Originally posted by rtwngAvngr

If you know something the kids don't and you can explain it, you should be able to teach.

Teaching is a natural function of being a human, education courses are not necessary.

Yeah, you have standards. rolleyes:

You don't want to feed the kids and you want to let ANYONE teach them.:
 
Originally posted by acludem
The problem isn't "liberal" teacher refusing to hold students to standards. The real problem is the standards set are often unrealistic and "one size fits all". This puts rural and poor schools at a disadvantage. Also, the "standards" are usually placed into a test. Teachers have to teach to the test, so students have far fewer opportunties to explore topics that aren't on the test. Simply throwing the "L" word out neither solves the problem nor offers any real argument or alternative.

acludem

No argument from me, acludem. Blaming educational problems on liberals is simply, in my opinion, political gobbledy-goop. It offers no solutions to the problems.
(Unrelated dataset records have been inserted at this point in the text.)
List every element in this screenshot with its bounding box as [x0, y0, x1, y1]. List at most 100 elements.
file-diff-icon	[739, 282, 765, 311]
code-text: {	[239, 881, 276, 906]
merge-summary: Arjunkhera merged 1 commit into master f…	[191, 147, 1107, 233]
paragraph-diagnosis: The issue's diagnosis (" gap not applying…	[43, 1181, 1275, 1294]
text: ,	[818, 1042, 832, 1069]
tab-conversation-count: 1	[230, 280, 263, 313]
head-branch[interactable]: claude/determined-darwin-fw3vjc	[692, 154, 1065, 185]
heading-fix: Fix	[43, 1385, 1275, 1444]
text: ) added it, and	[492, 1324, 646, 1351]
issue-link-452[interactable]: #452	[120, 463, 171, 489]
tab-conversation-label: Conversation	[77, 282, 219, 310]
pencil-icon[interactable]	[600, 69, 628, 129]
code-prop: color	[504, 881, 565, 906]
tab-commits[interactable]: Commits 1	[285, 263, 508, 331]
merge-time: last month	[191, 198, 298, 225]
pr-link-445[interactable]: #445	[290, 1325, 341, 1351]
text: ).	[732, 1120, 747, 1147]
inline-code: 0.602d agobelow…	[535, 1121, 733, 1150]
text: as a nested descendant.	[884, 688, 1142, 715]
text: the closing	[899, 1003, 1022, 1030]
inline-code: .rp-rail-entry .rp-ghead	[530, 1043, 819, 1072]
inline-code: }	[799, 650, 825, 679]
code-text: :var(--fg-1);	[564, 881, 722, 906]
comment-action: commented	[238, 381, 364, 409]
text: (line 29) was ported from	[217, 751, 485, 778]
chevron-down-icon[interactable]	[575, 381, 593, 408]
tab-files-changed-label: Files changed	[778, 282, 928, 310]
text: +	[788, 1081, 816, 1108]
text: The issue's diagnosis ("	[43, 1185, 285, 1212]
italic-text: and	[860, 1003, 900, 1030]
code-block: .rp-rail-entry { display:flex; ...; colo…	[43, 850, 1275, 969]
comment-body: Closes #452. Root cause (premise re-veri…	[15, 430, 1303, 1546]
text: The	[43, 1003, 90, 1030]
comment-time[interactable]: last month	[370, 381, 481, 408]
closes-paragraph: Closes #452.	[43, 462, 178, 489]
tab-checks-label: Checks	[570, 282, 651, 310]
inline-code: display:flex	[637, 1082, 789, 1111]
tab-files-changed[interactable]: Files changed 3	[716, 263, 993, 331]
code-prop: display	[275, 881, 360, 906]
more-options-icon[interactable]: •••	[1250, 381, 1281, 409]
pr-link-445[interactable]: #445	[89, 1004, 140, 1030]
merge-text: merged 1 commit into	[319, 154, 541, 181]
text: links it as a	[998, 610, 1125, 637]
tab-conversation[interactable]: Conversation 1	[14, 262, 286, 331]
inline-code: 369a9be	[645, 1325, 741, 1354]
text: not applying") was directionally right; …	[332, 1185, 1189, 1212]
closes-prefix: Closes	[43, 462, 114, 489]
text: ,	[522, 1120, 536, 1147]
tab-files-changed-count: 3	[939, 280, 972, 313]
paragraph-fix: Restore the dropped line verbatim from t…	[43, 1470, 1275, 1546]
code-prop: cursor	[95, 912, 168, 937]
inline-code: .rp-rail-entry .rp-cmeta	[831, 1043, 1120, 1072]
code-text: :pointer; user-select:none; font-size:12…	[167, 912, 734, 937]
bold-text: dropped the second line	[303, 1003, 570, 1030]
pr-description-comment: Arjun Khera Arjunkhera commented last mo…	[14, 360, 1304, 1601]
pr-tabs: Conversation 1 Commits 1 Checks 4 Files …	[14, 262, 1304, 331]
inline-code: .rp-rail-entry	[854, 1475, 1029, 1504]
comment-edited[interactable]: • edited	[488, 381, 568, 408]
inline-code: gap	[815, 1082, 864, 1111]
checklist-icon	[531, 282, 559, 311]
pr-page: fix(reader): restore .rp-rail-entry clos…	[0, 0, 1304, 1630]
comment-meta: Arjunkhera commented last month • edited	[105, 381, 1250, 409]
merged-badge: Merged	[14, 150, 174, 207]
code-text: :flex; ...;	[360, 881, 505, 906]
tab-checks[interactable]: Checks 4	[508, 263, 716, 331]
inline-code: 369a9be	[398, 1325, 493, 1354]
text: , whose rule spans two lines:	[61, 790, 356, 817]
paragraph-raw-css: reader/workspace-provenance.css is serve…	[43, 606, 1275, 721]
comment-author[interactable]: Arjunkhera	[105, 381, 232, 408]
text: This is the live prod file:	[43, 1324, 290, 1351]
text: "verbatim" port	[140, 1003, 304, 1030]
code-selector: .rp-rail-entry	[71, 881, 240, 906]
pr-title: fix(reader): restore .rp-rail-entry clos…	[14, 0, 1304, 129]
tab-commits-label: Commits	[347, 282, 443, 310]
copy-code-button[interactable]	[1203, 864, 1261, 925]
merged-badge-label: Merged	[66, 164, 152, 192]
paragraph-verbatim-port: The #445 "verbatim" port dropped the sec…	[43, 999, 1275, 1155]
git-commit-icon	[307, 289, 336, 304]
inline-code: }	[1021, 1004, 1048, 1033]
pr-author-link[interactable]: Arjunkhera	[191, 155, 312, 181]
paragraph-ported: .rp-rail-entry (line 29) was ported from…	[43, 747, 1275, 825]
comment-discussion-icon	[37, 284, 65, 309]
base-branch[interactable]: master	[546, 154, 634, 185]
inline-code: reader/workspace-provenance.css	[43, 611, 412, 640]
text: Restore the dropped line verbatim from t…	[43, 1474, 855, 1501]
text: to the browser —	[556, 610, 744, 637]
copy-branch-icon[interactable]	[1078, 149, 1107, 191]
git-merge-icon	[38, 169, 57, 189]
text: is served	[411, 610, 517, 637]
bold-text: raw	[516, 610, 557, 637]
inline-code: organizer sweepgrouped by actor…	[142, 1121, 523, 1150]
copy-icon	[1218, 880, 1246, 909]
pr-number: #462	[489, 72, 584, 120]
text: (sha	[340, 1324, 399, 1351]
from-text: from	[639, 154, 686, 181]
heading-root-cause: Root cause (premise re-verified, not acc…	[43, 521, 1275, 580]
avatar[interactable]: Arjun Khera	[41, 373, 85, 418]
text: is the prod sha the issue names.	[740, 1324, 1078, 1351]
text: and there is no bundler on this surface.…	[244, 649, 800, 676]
While I do believe that some of the problems were, and still are cause by liberal viewpoints, no solutions are offered by simply "throwing out the liberals".

I am also old enough and wise enough to know that there are two sides to every issue. The answer is usually neither right nor left, but almost always somewhere in between. In younger days, I saw things as more black & white, but I now understand that very few things in life are that simple.